IP Lookup
Look up your current public IP address with geolocation, ISP, ASN and timezone.
How to use the IP Lookup
Find out what the public internet can see about your connection. This tool queries three independent services in parallel — ipwho.is, ipinfo.io, and a chained httpbin.org + ipapi.co lookup — and shows them side by side so you can compare how each IP database sees you.
- 01Open the page — three IP databases are queried in parallel. The list at the top deduplicates the addresses they returned and labels each as IPv4 or IPv6.
- 02Compare the rows across the three source cards. They usually agree on country and city, but coordinates, ISP name and ASN can differ because each service maintains its own database.
- 03Use refresh all after toggling a VPN or proxy to re-fetch from every source. Use copy next to either address to grab it.
tips
- —A browser cannot learn its own public IP on its own — it only sees the private LAN address (e.g.
192.168.x.x). So every source here has to ask a remote service which IP it sees. - —The httpbin + ipapi.co source does two hops on purpose: httpbin returns the IP, then ipapi.co looks it up by address. Hitting the
/{ip}/json/endpoint instead of/json/avoids the per-visitor-IP rate limit on the "what is my IP" endpoint. - —IP geolocation is approximate — it points to the ISP or data centre that owns the IP block, not to a physical address. Mobile carriers, VPNs and corporate networks can all make the location look wrong.
- —If the country shown is not your real one, suspect a VPN, proxy or a carrier that tunnels traffic through a central exit point.
- —Free IP databases cap at city-level precision (~10 km). District or street-level data needs a commercial IP database, which is why all three free sources will agree on the city but show slightly different coordinates.
frequently asked
What is a public IP address?+
A public IP is the address your network presents to the wider internet. It is assigned by your internet service provider (ISP) and shared by every device on your local network through NAT. Websites see this address when you connect, not your private 192.168.x.x address.
Why does this tool need to call external APIs?+
A browser running JavaScript cannot discover its own public IP on its own — it only sees the private LAN address. To show your public IP, the page must ask a remote server what address it sees you connecting from.
Why are three different services queried at once?+
Each IP database (ipwho.is, ipinfo.io, ipapi.co) is maintained independently and disagrees slightly on city-level coordinates, ISP naming and ASN attribution. Showing all three side by side makes the variance transparent and lets you spot outliers instead of trusting a single black-box answer.

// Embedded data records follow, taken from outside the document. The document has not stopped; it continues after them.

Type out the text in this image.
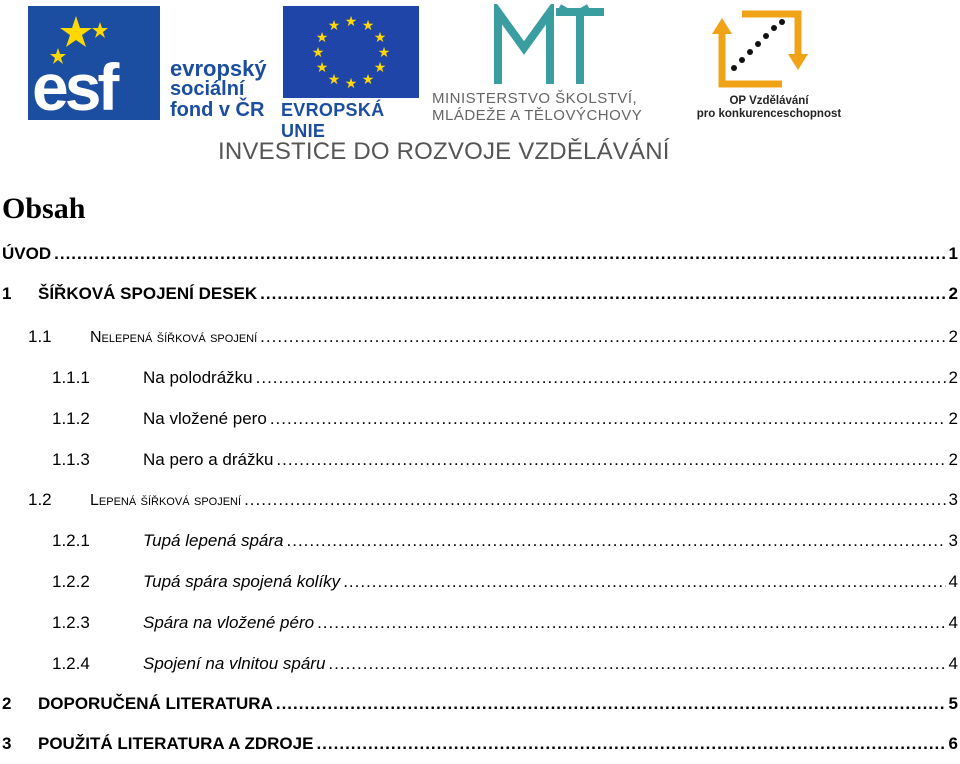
esf evropský
sociální
fond v ČR
★ ★
★
★
★
★
★
★
★
★
★
★
EVROPSKÁ UNIE
MINISTERSTVO ŠKOLSTVÍ,
MLÁDEŽE A TĚLOVÝCHOVY
OP Vzdělávání
pro konkurenceschopnost
INVESTICE DO ROZVOJE VZDĚLÁVÁNÍ
Obsah
ÚVOD .....	1
1	ŠÍŘKOVÁ SPOJENÍ DESEK .....	2
1.1	Nelepená šířková spojení .....	2
1.1.1	Na polodrážku .....	2
1.1.2	Na vložené pero .....	2
1.1.3	Na pero a drážku .....	2
1.2	Lepená šířková spojení .....	3
1.2.1	Tupá lepená spára .....	3
1.2.2	Tupá spára spojená kolíky .....	4
1.2.3	Spára na vložené péro .....	4
1.2.4	Spojení na vlnitou spáru .....	4
2	DOPORUČENÁ LITERATURA .....	5
3	POUŽITÁ LITERATURA A ZDROJE .....	6
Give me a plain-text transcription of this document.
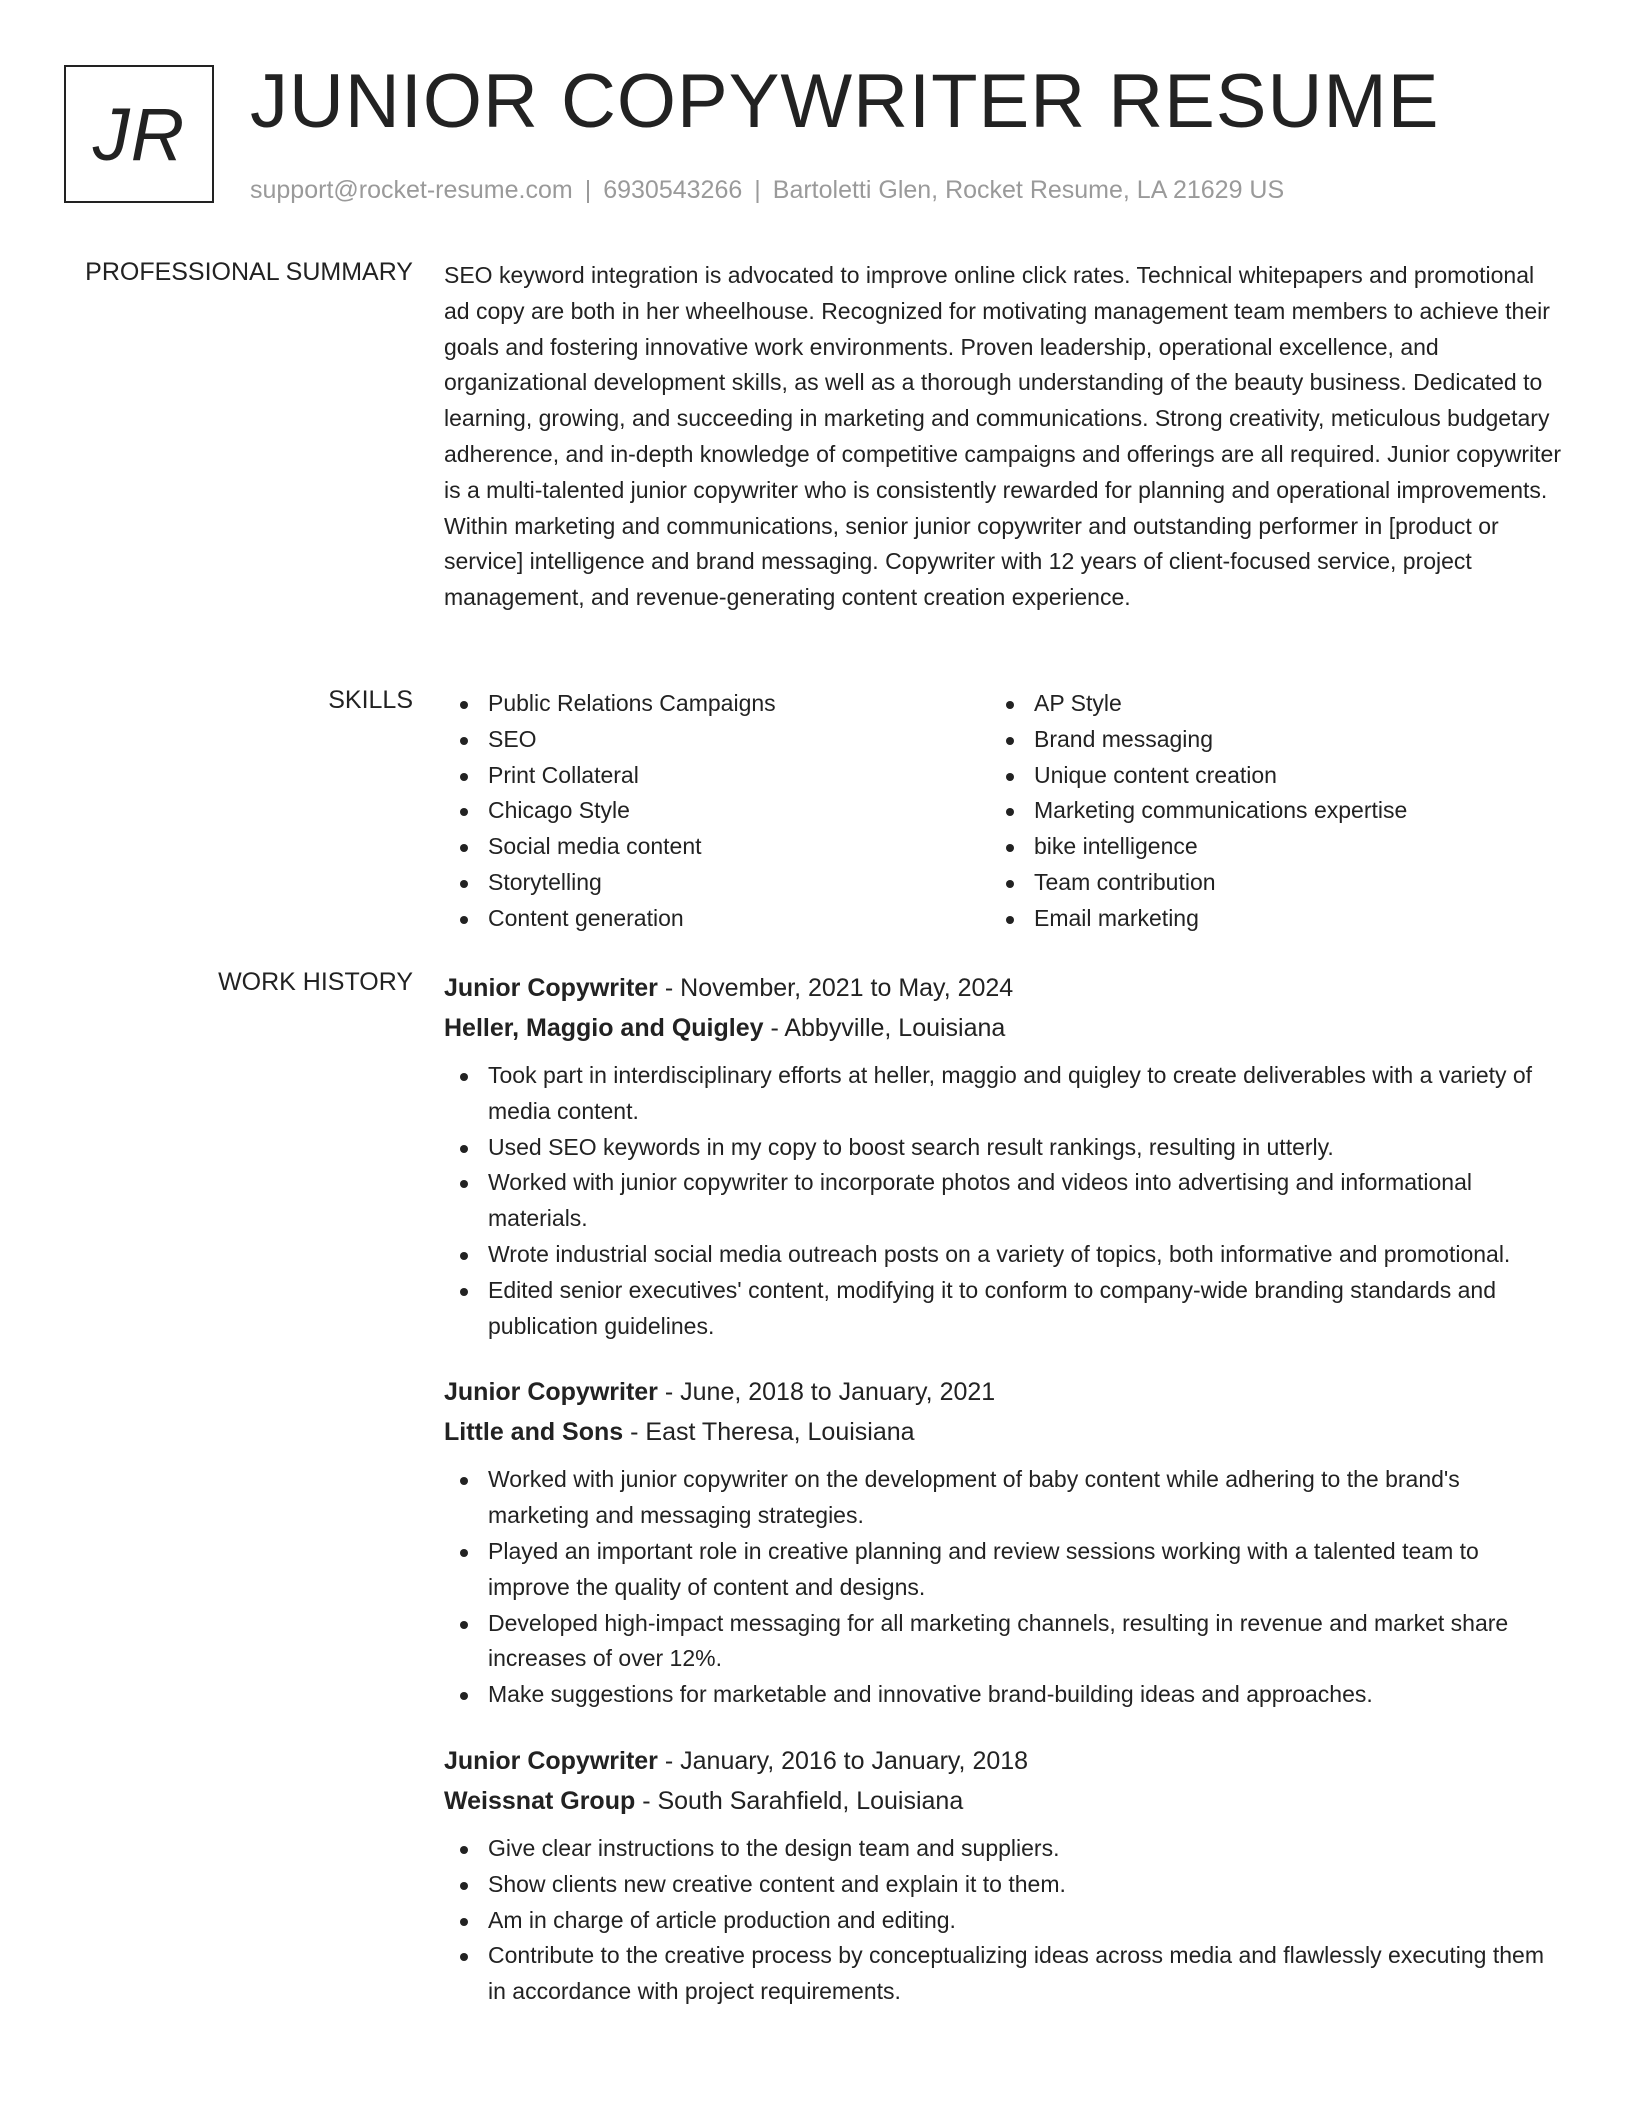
JR JUNIOR COPYWRITER RESUME
support@rocket-resume.com | 6930543266 | Bartoletti Glen, Rocket Resume, LA 21629 US
PROFESSIONAL SUMMARY SEO keyword integration is advocated to improve online click rates. Technical whitepapers and promotional ad copy are both in her wheelhouse. Recognized for motivating management team members to achieve their goals and fostering innovative work environments. Proven leadership, operational excellence, and organizational development skills, as well as a thorough understanding of the beauty business. Dedicated to learning, growing, and succeeding in marketing and communications. Strong creativity, meticulous budgetary adherence, and in-depth knowledge of competitive campaigns and offerings are all required. Junior copywriter is a multi-talented junior copywriter who is consistently rewarded for planning and operational improvements. Within marketing and communications, senior junior copywriter and outstanding performer in [product or service] intelligence and brand messaging. Copywriter with 12 years of client-focused service, project management, and revenue-generating content creation experience.

SKILLS	Public Relations Campaigns
SEO
Print Collateral
Chicago Style
Social media content
Storytelling
Content generation
AP Style
Brand messaging
Unique content creation
Marketing communications expertise
bike intelligence
Team contribution
Email marketing
WORK HISTORY Junior Copywriter - November, 2021 to May, 2024
Heller, Maggio and Quigley - Abbyville, Louisiana
Took part in interdisciplinary efforts at heller, maggio and quigley to create deliverables with a variety of media content.
Used SEO keywords in my copy to boost search result rankings, resulting in utterly.
Worked with junior copywriter to incorporate photos and videos into advertising and informational materials.
Wrote industrial social media outreach posts on a variety of topics, both informative and promotional.
Edited senior executives' content, modifying it to conform to company-wide branding standards and publication guidelines.
Junior Copywriter - June, 2018 to January, 2021
Little and Sons - East Theresa, Louisiana
Worked with junior copywriter on the development of baby content while adhering to the brand's marketing and messaging strategies.
Played an important role in creative planning and review sessions working with a talented team to improve the quality of content and designs.
Developed high-impact messaging for all marketing channels, resulting in revenue and market share increases of over 12%.
Make suggestions for marketable and innovative brand-building ideas and approaches.
Junior Copywriter - January, 2016 to January, 2018
Weissnat Group - South Sarahfield, Louisiana
Give clear instructions to the design team and suppliers.
Show clients new creative content and explain it to them.
Am in charge of article production and editing.
Contribute to the creative process by conceptualizing ideas across media and flawlessly executing them in accordance with project requirements.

Why does one source use httpbin.org before ipapi.co?+
ipapi.co rate-limits the "what is my IP" endpoint (/json) per visitor IP. To dodge that limit, the tool first asks httpbin.org for the public IP, then looks up that specific IP at ipapi.co/{ip}/json/, which has separate, looser limits.
Why do I only see one of IPv4 / IPv6?+
Each source returns the address your browser used to reach it. Modern browsers run "Happy Eyeballs" and pick whichever protocol completes the TCP handshake first (usually IPv6 on a dual-stack network), so all three sources can come back over the same protocol and you only see one address. The list at the top shows every unique address observed across the three sources — if you only see IPv6 here, your browser is currently preferring IPv6; to see your IPv4 address, disable IPv6 in your OS or browser, or visit from a different network.
Why do the coordinates differ between sources for the same IP?+
Each database places the IP at a different reference point — usually the city centroid, the ISP’s registered address, or the data centre that owns the IP block. The spread is typically a few kilometres. None of them pinpoint a physical address.
Is the location accurate?+
IP geolocation is approximate — correct to city level in most cases, but never street-level. Mobile carriers, VPNs, corporate networks and Tor can all make the location look completely wrong. For street-level precision you would need a commercial IP database such as IP数据云 or ipip.net.
Why am I seeing a different country than where I really am?+
Most often you are on a VPN or a proxy that routes traffic through another region. Mobile carriers and large ISPs can also tunnel traffic through centralised exit points far from your actual location.
Is this tool free?+
Yes. All three sources offer free HTTPS endpoints without an API key for low-volume interactive use. No account is needed.